For Ritter, the encounter in Germany was indicative of the undercurrents that have long plagued the field. Having been a leader in dance and higher education for more than two decades, she remains keenly aware of the power dynamics that lead to extraordinarily uncomfortable situations. “Dance is physical. That’s the nature of it,” Ritter said. “It can be beautiful and moving, but it also needs a greater level of scrutiny because there’s touch and intimacy and raw emotion. There’s also a perception—in classical dance, especially—that female dancers are submissive to the men.

“It’s gotten better. People today are more aware of their rights and have a better idea of what a healthy working environment should be. It used to be that feelings didn’t matter, that you had to go out and rehearse or perform at any cost—no questions asked.”

Title IX and its impact on dance

Ritter was in college when Title IX became law. She remembers thinking then that it had mostly to do with athletes. The framing, at least for the average person, wasn’t always clear. It was later that Ritter and a generation still coming of age realized what the scope of the groundbreaking legislation of 1972 meant for them. That feeling has carried over to now.

“The discourse around Title IX has often prioritized women’s equity,” Ritter added. “But if you look at the population of dance artists that self-identify as binary or transgender, there’s a much bigger population that needs to be recognized. I think that’s where Title IX has had a really big impact for the dance profession.”

Ritter, an alum of the Harvard Management Development Program and the HERS Leadership Institute, a leadership development program for women in higher education, says Title IX, indirectly or directly, is having an impact on the way contemporary artists are speaking on their experiences, including Jae Neal, a transgender dancer and writer who performs with the lauded New York-based company A.I.M by Kyle Abraham (Abraham is the Claude and Alfred Mann Endowed Professor in Dance at USC).

In a recent article for Dance Magazine, Neal described their non-binary status as a “tumultuous and beautiful revolution within my body,” and that dance has “long been used to explore concepts of revolution amongst communities.” In February, Neal was one of a handful of company dancers who spent time with USC students during a four-week residency at USC Kaufman.

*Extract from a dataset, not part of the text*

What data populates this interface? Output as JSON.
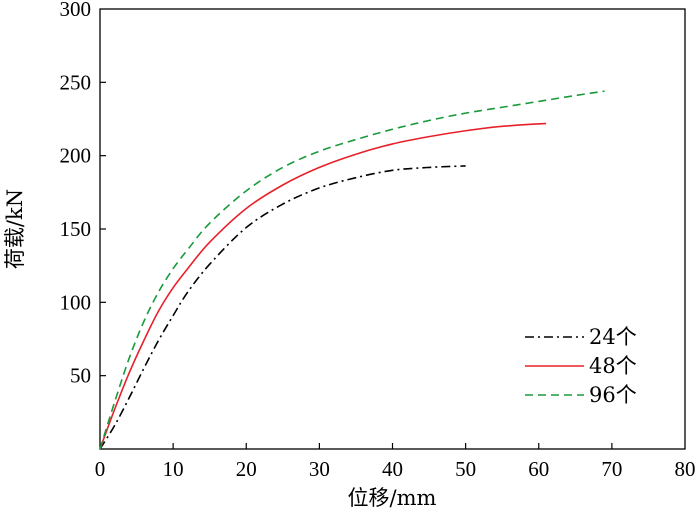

“Jae is an incredible dancer and performer,” Ritter says. “And their presence resonated with students on many levels. A lot of them see themselves in Jae—someone who is working at a high level who wants to bring equity to their lives and professions.”

What’s next?

As the U.S. reflects on Title IX 50 years later, Ritter takes stock of a world continuing to strive for equity and a field that is becoming more vocal in calling for change, whether it be upending conventional gender norms in classical and contemporary dance or advocating for more diverse leadership at the executive level for positions that have historically been male-dominated.

All these things, Ritter believes, have felt the impact of Title IX and what it set out to achieve. One example: Ritter notes more female, transgender, and nonbinary-identifying people helming prestigious arts institutions, including Rachel Moore, President and CEO of LA’s The Music Center, or Sean Dorsey, the trans artistic director and founder of the San Francisco-based Sean Dorsey Dance. She also points to various dance companies—and USC—that are working daily to improve their work cultures and standards.

“It’s incredible to see something have continued relevance, even if there’s still work to do,” said Ritter. “For me, the arts have always been about progress. The same goes for Title IX.”